# old heinz bottle



## Ooobermonstir (Jul 11, 2013)

it says heinz co pat pend, etc. in the middle is III And under that is 103 but the 0 or o has a box around it.


----------



## botlguy (Jul 11, 2013)

O.K., what do you want to know? It's a Catsup bottle from mid 20th century, worth little to nothing collector wise.


----------



## GuntherHess (Jul 11, 2013)

I think that form was for vinegar.


----------



## botlguy (Jul 11, 2013)

> ORIGINAL:  GuntherHess
> 
> I think that form was for vinegar.


 I think you are correct.


----------



## pyshodoodle (Jul 11, 2013)

http://www.ebay.com/itm/VINTAGE-HEINZ-Pure-Cider-Vinegar-1-pint-Glass-bottle-GREAT-labels-/281123810028#vi-content

 Vinegar with the label above.
 Less ubiquitous than the ketchup, but no real value besides a possible sentimental attachment.

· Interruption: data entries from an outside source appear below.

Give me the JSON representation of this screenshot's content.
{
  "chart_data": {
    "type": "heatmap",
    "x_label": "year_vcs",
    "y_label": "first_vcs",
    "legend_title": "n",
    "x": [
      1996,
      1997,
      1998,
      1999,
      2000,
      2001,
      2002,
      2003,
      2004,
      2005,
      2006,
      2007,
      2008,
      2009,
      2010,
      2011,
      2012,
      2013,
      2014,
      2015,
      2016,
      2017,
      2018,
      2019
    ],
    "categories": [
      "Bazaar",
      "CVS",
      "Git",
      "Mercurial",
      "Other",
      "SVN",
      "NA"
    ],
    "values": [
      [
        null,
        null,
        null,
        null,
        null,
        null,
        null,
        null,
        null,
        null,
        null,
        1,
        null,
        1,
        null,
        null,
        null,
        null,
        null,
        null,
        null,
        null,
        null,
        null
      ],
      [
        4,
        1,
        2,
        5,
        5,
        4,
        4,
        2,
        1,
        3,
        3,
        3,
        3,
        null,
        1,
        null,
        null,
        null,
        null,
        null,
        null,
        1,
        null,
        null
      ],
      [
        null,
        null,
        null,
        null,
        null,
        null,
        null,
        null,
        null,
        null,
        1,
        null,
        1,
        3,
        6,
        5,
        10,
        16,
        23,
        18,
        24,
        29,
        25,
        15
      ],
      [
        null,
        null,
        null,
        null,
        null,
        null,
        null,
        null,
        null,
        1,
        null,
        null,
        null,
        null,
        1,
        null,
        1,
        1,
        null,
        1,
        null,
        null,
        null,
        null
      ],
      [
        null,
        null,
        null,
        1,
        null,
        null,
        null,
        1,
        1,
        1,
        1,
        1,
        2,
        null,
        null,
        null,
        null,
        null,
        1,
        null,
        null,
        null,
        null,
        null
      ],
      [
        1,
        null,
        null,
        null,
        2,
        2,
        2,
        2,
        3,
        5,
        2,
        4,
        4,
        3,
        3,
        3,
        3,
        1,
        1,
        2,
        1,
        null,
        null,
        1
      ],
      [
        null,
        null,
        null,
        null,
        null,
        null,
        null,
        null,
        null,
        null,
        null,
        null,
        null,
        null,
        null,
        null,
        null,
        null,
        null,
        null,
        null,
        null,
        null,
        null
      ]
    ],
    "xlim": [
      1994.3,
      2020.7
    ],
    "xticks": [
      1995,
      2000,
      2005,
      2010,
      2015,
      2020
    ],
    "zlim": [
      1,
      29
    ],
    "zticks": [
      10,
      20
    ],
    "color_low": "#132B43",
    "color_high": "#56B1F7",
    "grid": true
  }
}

Keep digging... there could be better stuff there!


----------



## botlguy (Jul 11, 2013)

> ORIGINAL:  pyshodoodle
> 
> http://www.ebay.com/itm/VINTAGE-HEINZ-Pure-Cider-Vinegar-1-pint-Glass-bottle-GREAT-labels-/281123810028#vi-content
> 
> ...


 Terrific example Kate. Just checked your profile page (I like to know folks names), and enjoy your "Doodles".  []


----------



## ironmountain (Jul 19, 2013)

my daughter loves those bottles! ./sarcasm off..... everytime we dig at one of the farm dumps, she finds about 4billion of the vinegar and ketchup bottles....

 we saw a few at the antique store we were in yesterday, I'd never seen her give something the stink eye until then.....


----------